The cultural and ethnic mix of filmmakers who put this film together is perhaps its greatest strength and the result is a work of elemental weight. Beyond the headlines of election violence and suicide bombings, the people who live in the hotbed of tumult in the Middle East carry on with their daily lives. Babies are born, people die natural deaths, and get married.

Taking place over the course of one day¾ the wedding day of younger sister Mona¾ the story centers on a domino effect of difficulties faced by the bride and her family. Caught in the middle of bureaucracy and the ongoing instability of life in the region, the family is Druze, a small but distinct religious sect who for purposes of documentation are "undesignated" nationals. Mona’s intended, whom she has never met, will be waiting with his family and friends on the other side of the border to marry her. She will not be permitted to return to visit her family, ever. Her family will attend the wedding only from the far distant side of the fence at the border.

Ordinary wedding snafus pale by comparison when visa approval is not properly given for exit on one side of the guarded border and Mona is denied entry on the other side. There is an absurd no-man’s land factor, but this is no comedy of errors.

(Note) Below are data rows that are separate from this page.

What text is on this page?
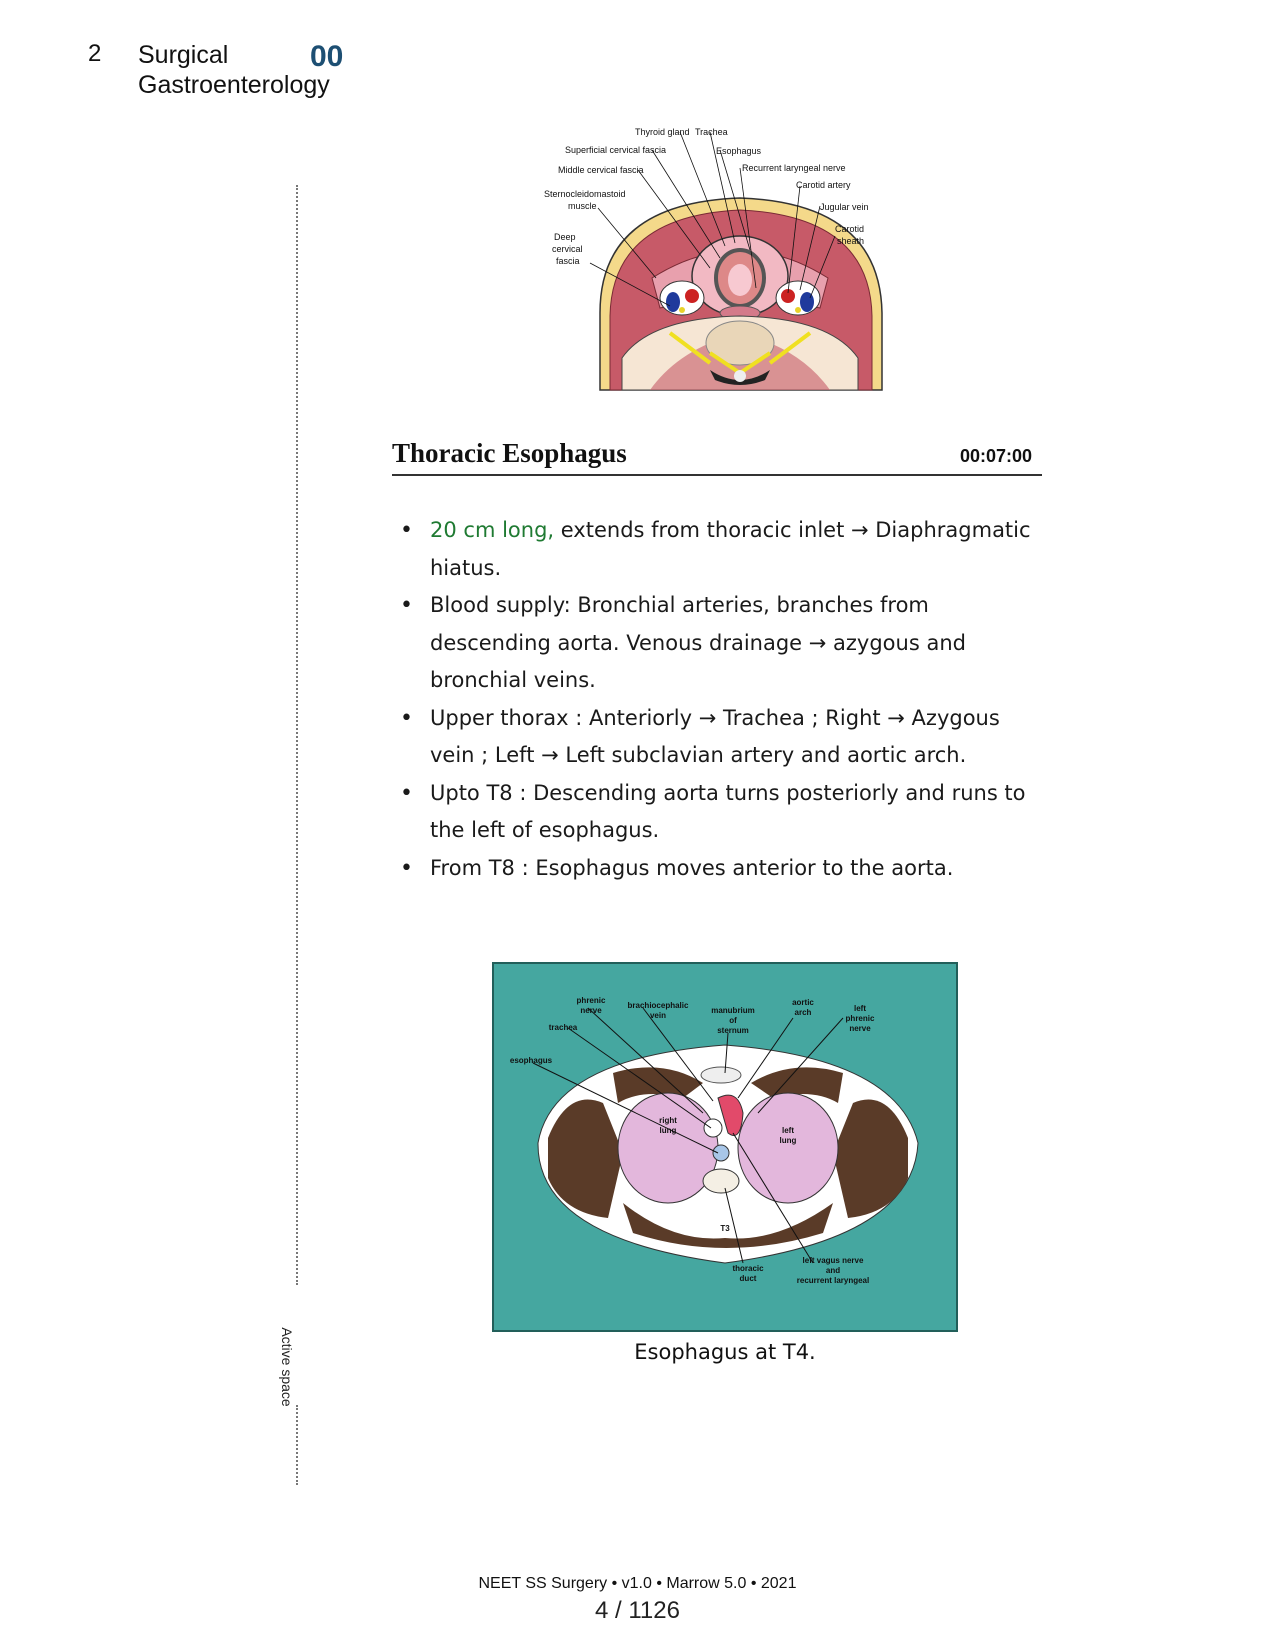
2 Surgical
Gastroenterology
00
Active space
Thyroid gland Trachea
Superficial cervical fascia	Esophagus
Middle cervical fascia	Recurrent laryngeal nerve
Carotid artery
Sternocleidomastoid
muscle	Jugular vein
Deep
cervical
fascia
Carotid
sheath
Thoracic Esophagus	00:07:00
• 20 cm long, extends from thoracic inlet → Diaphragmatic hiatus.
• Blood supply: Bronchial arteries, branches from descending aorta. Venous drainage → azygous and bronchial veins.
• Upper thorax : Anteriorly → Trachea ; Right → Azygous vein ; Left → Left subclavian artery and aortic arch.
• Upto T8 : Descending aorta turns posteriorly and runs to the left of esophagus.
• From T8 : Esophagus moves anterior to the aorta.
phrenic
nerve
brachiocephalic
vein
manubrium
of
sternum
aortic
arch	left
phrenic
nerve
trachea
esophagus
right
lung	left
lung
T3
thoracic
duct
left vagus nerve
and
recurrent laryngeal
Esophagus at T4.
NEET SS Surgery • v1.0 • Marrow 5.0 • 2021
4 / 1126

The collaborative effort of writer, director and actors with a mixed bag of backgrounds including Arab, Israeli, French and German don’t so much offer differing points of view as combine to create a compelling, provocative portrait. As seen by director Eran Riklis, the central figure is the bride’s older sister Amal (Hiam Abbass), who emerges as quietly heroic. Although saddened at losing her sister, she believes Mona will have better opportunities in a less closed society. She does not wish to openly defy her husband or her father, but she does what she must. Abbas’ (Paradise Now) subtle performance gives Amal a stiff upper lip as she tries to muster up a festive wedding mood. Her ambivalence is palpable. Amal is resigned, if not content, to remain in her loveless marriage and do the best she can toward a better future for her daughters.

As the day wears on, Amal’s role as the key figure in family and social dynamics deepens. Wearing a thundercloud expression, the conflicted bride prepares for the ceremony. They welcome one long-absent brother who has returned for the wedding with his Russian wife and their child. Their father is nursing old wounds and refuses to acknowledge his son. He has his own political demons to confront if he chooses to stray too near the border to say good-bye forever to his daughter. A younger bachelor brother provides some comic relief. It is a film of subtle emotional power carried in the forced cheerfulness on the face of Amal, wanting a better life for her sister and knowing she is destined to remain in her own patriarchal marriage.

The capable cast includes real life father and daughter, Makram Khoury and Clara Khoury, who play the bride and her father. The widescreen cinematography makes good use of extreme close ups in deep focus against the vast outdoor spaces to further punctuate questions about where people belong and the artificial boundaries that must contain them.